Explaining Scale Error
In this study, we investigated an interesting phenomenon known in the literature as "scale error". Scale error occurs when children (sometimes adults) perform actions with objects even if the size makes them unsuitable for that purpose. In this study, we aimed to support the view that scale error occurs not as a consequence of the immaturity of the perceptual system but as a result of cultural learning.
In the first part of the study, three-year-old children learned the function of three new objects (for example, a stick was used to sound a whistle in a box). In the next phase, the children had the opportunity to try the objects, but we made some changes to the first phase. Firstly, we replaced the demonstrated tool with a similar object that was identical in form but too large to perform the original function effectively. Also, this oversized object was colored differently to distinguish the new object from the original one, even if the children had a problem with size perception. Along with the modified objects, each child had a tool that they had not seen before and was suitable for performing the original function. Our question was simple: Do children recognize that the familiar but oversized object is unfit for the purpose this time, and will they choose a new but appropriate tool, or will they stick to the familiar one?

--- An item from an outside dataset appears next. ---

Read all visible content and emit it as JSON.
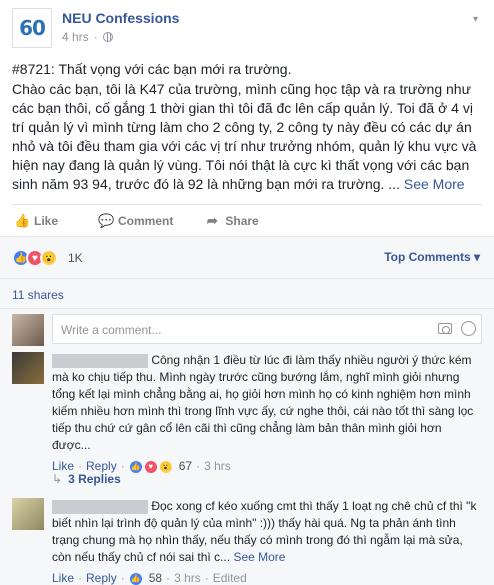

Our results show that in half of the cases, the children stuck to the familiar object, even if it was not only of a different size but also of a different color. This result suggests that scale errors are not only about children having difficulty judging the size (because we have gotten the same results for different colored objects), but rather that during demonstration, children immediately develop the mental concept of the object category, and when they identify the tool as a member of that category they apply the previously acquired knowledge.
These results are complemented by a third version of the experiment, in which we did not demonstrate the function of the objects. We were curious to find out whether the children would be able to select the right tools. We found that the children involved in this version used the right objects in the vast majority of cases.